Speaking during a meeting of the Welsh Parliament on Tuesday, Mark Isherwood MS said this case demonstrates why a Wales-specific Covid public inquiry, which he and his Welsh Conservative colleagues have been repeatedly calling for, is necessary.

He said: “On 28 April 2020, the UK Government announced that COVID testing would be extended to all care home staff and residents in England. That was not the case in Wales, with you, First Minister, saying you saw ‘no value’ in providing tests to everybody in care homes at the time.

“That was a pivotal moment for Mr and Mrs Hough, who ran Gwastad Hall nursing home in Cefn-y-Bedd, Flintshire. It was not until 16 May 2020 that your then Health Minister brought in blanket testing for staff and care home residents. Five days later, on 21 May, Mr Hough killed himself.

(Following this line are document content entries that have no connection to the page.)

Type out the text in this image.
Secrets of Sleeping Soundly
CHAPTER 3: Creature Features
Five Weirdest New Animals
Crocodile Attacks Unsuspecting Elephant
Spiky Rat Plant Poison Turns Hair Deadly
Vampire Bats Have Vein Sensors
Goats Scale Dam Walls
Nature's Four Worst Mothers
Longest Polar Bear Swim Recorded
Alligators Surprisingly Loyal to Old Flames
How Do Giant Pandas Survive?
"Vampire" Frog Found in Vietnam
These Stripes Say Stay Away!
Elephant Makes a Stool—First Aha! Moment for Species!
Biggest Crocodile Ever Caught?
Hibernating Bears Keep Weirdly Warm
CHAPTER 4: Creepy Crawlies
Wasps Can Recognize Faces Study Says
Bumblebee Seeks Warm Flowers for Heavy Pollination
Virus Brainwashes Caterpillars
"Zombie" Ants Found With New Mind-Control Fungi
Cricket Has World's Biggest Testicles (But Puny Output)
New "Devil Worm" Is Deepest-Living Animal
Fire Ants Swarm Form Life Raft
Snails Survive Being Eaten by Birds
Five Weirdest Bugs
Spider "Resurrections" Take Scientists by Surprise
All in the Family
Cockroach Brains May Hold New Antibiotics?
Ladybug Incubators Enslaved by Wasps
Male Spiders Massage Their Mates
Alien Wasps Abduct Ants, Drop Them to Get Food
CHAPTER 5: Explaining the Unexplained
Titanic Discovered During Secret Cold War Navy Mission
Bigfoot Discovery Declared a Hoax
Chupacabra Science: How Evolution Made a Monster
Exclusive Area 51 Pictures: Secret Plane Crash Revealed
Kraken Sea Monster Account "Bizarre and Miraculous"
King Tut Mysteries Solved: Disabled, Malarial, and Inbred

“Twelve of their residents had died in those first few months of the pandemic. His widow, Mrs Hough, said she believed her husband’s distress at seeing the patients struggling led directly to his death, adding that her husband was ‘a victim of Covid’ and that she wanted the Welsh Government held to account and ‘wants answers’.

The Chief Executive of Care Forum Wales said the issues they encountered were not ‘atypical’.

“How, therefore, do you justify to care sector professionals like Mrs Hough your continued rejection of their call for a Wales-specific Public Inquiry into the handling of the COVID-19 pandemic?”

In his response, the First Minister merely stated: “I do so by reference to my agreement with the Prime Minister, who is the leader of the party that the Member here represents.”

Mr Isherwood added “After the First Minister’s response, I accused him in the Chamber of being ‘Frit”, a term previously used in the UK Parliament both by and against former Prime Ministers, meaning ‘not brave enough to do something; frightened’.”